Closed ikawrakow closed 1 month ago
I forgot to add a Q8_0
implementation (required because of the reordering of the quantized activations), so converting to draft until I add it.
Here's the improvements on my Mac Studio. Enormous gains for Q5_K_M
, Q6_K
, and Q5_0
!! I'm actually very pleased that you're optimizing the legacy quants too, due to weird new models like IBM Granite 34b.
cpu_info | model_filename | size | test | t/s before | t/s after | t/s speedup |
---|---|---|---|---|---|---|
Apple M2 Ultra (+fp16+dotprod) | TinyLlama-1.1B-Chat-v1.0.Q8_0 | 1.09 GiB | pp512 | 693.92 | 883.96 | 1.27x |
Apple M2 Ultra (+fp16+dotprod) | TinyLlama-1.1B-Chat-v1.0.Q8_0 | 1.09 GiB | tg16 | 70.39 | 103.10 | 1.46x |
Apple M2 Ultra (+fp16+dotprod) | TinyLlama-1.1B-Chat-v1.0.Q6_K | 860.86 MiB | pp512 | 222.32 | 617.74 | 2.78x |
Apple M2 Ultra (+fp16+dotprod) | TinyLlama-1.1B-Chat-v1.0.Q6_K | 860.86 MiB | tg16 | 96.01 | 96.93 | 1.01x |
Apple M2 Ultra (+fp16+dotprod) | TinyLlama-1.1B-Chat-v1.0.Q5_K_M | 745.11 MiB | pp512 | 244.09 | 658.62 | 2.70x |
Apple M2 Ultra (+fp16+dotprod) | TinyLlama-1.1B-Chat-v1.0.Q5_K_M | 745.11 MiB | tg16 | 93.74 | 103.06 | 1.10x |
Apple M2 Ultra (+fp16+dotprod) | TinyLlama-1.1B-Chat-v1.0.Q5_0 | 729.84 MiB | pp512 | 245.62 | 809.91 | 3.30x |
Apple M2 Ultra (+fp16+dotprod) | TinyLlama-1.1B-Chat-v1.0.Q5_0 | 729.84 MiB | tg16 | 96.11 | 106.78 | 1.11x |
Apple M2 Ultra (+fp16+dotprod) | TinyLlama-1.1B-Chat-v1.0.Q4_0 | 606.53 MiB | pp512 | 625.47 | 943.14 | 1.51x |
Apple M2 Ultra (+fp16+dotprod) | TinyLlama-1.1B-Chat-v1.0.Q4_0 | 606.53 MiB | tg16 | 129.34 | 124.60 | 0.96x |
Apple M2 Ultra (+fp16+dotprod) | TinyLlama-1.1B-Chat-v1.0.Q2_K | 411.41 MiB | pp512 | 249.27 | 694.66 | 2.79x |
Apple M2 Ultra (+fp16+dotprod) | TinyLlama-1.1B-Chat-v1.0.Q2_K | 411.41 MiB | tg16 | 108.34 | 105.45 | 0.97x |
The gains are also enormous on Raspberry Pi.

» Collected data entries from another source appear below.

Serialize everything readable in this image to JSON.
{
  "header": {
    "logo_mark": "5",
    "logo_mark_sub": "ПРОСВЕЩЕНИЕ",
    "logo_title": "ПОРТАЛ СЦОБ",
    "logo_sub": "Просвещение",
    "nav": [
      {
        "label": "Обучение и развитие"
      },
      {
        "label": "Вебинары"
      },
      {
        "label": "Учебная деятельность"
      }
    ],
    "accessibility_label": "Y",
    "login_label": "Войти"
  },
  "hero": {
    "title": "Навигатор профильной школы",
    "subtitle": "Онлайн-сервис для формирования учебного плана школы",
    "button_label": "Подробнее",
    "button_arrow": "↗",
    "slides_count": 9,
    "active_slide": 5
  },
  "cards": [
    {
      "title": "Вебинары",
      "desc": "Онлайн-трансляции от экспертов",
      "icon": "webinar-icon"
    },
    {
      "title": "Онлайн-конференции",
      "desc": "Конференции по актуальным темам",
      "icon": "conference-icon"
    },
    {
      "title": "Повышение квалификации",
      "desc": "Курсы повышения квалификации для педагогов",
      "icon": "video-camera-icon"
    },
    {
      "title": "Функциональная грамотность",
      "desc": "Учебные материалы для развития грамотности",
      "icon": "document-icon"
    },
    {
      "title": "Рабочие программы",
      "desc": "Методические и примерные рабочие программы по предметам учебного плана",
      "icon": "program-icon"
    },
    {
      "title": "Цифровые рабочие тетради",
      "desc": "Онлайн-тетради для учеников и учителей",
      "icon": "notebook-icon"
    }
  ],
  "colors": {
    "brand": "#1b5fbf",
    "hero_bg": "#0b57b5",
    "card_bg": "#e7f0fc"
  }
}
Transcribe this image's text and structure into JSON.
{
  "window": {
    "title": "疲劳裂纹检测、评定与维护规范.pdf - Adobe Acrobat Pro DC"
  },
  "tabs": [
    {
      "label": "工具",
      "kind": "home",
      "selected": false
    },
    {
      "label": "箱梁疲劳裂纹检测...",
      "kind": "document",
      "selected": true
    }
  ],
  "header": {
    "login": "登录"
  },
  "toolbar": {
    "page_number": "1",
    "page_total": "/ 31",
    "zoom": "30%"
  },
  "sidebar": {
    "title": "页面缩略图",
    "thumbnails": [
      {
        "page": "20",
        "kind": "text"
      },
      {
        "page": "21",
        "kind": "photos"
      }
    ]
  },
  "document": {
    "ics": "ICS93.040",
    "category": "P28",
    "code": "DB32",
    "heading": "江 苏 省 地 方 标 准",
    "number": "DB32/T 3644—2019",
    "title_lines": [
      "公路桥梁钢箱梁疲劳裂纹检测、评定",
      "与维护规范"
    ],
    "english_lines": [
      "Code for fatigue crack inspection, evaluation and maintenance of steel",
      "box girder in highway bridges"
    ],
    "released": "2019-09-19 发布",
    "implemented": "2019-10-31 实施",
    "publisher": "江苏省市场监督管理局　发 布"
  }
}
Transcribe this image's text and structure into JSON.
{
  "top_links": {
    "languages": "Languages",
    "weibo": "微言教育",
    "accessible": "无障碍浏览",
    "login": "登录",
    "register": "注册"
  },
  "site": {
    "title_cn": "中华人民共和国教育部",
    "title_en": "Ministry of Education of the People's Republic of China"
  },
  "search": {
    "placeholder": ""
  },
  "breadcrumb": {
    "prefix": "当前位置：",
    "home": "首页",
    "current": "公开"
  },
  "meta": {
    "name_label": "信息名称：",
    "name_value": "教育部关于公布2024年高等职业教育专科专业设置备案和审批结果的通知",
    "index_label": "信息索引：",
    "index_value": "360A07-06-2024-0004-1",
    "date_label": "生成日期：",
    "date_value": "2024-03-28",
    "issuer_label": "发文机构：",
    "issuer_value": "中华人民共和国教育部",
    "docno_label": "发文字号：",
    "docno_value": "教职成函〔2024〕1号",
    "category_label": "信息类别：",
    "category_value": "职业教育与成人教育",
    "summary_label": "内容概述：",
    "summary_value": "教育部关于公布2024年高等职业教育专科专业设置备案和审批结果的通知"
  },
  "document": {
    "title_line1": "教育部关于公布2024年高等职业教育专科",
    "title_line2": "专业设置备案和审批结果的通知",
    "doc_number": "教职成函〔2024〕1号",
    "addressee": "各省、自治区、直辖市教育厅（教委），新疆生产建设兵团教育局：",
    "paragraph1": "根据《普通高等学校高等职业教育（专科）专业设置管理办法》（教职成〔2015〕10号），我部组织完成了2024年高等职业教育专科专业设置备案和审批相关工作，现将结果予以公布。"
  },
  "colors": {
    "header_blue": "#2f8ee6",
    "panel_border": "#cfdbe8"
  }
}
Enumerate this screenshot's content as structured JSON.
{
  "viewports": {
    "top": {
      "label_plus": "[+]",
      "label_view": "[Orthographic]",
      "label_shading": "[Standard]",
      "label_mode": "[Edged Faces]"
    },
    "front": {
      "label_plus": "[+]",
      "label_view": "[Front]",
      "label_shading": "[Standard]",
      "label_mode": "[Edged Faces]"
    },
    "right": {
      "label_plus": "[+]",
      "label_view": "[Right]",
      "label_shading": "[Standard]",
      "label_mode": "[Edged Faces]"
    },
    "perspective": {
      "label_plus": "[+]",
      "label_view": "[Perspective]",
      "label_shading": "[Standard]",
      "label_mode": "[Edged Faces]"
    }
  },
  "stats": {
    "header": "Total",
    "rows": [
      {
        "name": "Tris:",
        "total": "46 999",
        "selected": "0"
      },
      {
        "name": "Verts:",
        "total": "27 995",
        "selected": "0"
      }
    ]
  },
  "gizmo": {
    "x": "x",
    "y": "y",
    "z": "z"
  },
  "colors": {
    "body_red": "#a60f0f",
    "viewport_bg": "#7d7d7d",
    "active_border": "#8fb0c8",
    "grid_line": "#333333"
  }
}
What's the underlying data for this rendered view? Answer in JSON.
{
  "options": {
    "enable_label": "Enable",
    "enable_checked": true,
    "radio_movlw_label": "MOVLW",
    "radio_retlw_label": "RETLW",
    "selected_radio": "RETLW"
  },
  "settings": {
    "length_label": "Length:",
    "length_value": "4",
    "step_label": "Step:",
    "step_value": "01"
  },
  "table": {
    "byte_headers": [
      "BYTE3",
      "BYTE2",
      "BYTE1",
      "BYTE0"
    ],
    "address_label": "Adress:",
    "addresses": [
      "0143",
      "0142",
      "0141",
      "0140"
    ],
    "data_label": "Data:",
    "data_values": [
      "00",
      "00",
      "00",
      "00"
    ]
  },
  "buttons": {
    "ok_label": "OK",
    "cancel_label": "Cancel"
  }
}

Having 2x to 3x better is huge. I've gotten F16 to go as fast as 80 tok/sec (not sure why it doesn't anymore, could potentially be due to cooling). However I'm noticing that prediction is slowing down a bit on RPI5. Did you do anything to change that? Once again, it could be cooling. If you have any ideas, send me a follow-up change. With tinyBLAS in many cases it'll punt control back to GGML when n=1
. The special codepaths should only run when they add value.
cpu_info | model_filename | size | test | t/s before | t/s after | t/s speedup |
---|---|---|---|---|---|---|
+fp16+dotprod | TinyLlama-1.1B-Chat-v1.0.F16 | 2.05 GiB | pp512 | 66.53 | 66.53 | 1.00x |
+fp16+dotprod | TinyLlama-1.1B-Chat-v1.0.F16 | 2.05 GiB | tg16 | 4.26 | 4.26 | 1.00x |
+fp16+dotprod | TinyLlama-1.1B-Chat-v1.0.Q8_0 | 1.09 GiB | pp512 | 44.92 | 55.41 | 1.23x |
+fp16+dotprod | TinyLlama-1.1B-Chat-v1.0.Q8_0 | 1.09 GiB | tg16 | 8.38 | 7.90 | 0.94x |
+fp16+dotprod | TinyLlama-1.1B-Chat-v1.0.Q6_K | 860.86 MiB | pp512 | 18.20 | 37.59 | 2.07x |
+fp16+dotprod | TinyLlama-1.1B-Chat-v1.0.Q6_K | 860.86 MiB | tg16 | 11.48 | 9.66 | 0.84x |
+fp16+dotprod | TinyLlama-1.1B-Chat-v1.0.Q5_K_M | 745.11 MiB | pp512 | 19.38 | 41.25 | 2.13x |
+fp16+dotprod | TinyLlama-1.1B-Chat-v1.0.Q5_K_M | 745.11 MiB | tg16 | 13.41 | 10.22 | 0.76x |
+fp16+dotprod | TinyLlama-1.1B-Chat-v1.0.Q5_0 | 729.84 MiB | pp512 | 17.64 | 46.45 | 2.63x |
+fp16+dotprod | TinyLlama-1.1B-Chat-v1.0.Q5_0 | 729.84 MiB | tg16 | 11.83 | 11.12 | 0.94x |
+fp16+dotprod | TinyLlama-1.1B-Chat-v1.0.Q2_K | 411.41 MiB | pp512 | 18.80 | 44.74 | 2.38x |
+fp16+dotprod | TinyLlama-1.1B-Chat-v1.0.Q2_K | 411.41 MiB | tg16 | 14.54 | 14.79 | 1.02x |
However I'm noticing that prediction is slowing down a bit on RPI5. Did you do anything to change that?
TG is severely limited by memory bandwidth and hence extremely sensitive to memory access patterns. I had to experiment quite a bit to get good results for PP and TG on the M2. I guess, if RPI5 is an important target, I would need to test on that as well.
We're only talking about ~15% so chances are it's just noise. It felt like only yesterday that TG was 2-4/s so I'm very pleased. at how fast things have progressed over the last year with these $100 computers.
FYI, an RPI5 won't throttle with an active cooler or case fan.
Anyhow you can test if a RPI5 has throttled:
> vcgencmd get_throttled
throttled=0x0
If the value is different from 0x0 there is a problem, a PI can also throttle with insufficient power.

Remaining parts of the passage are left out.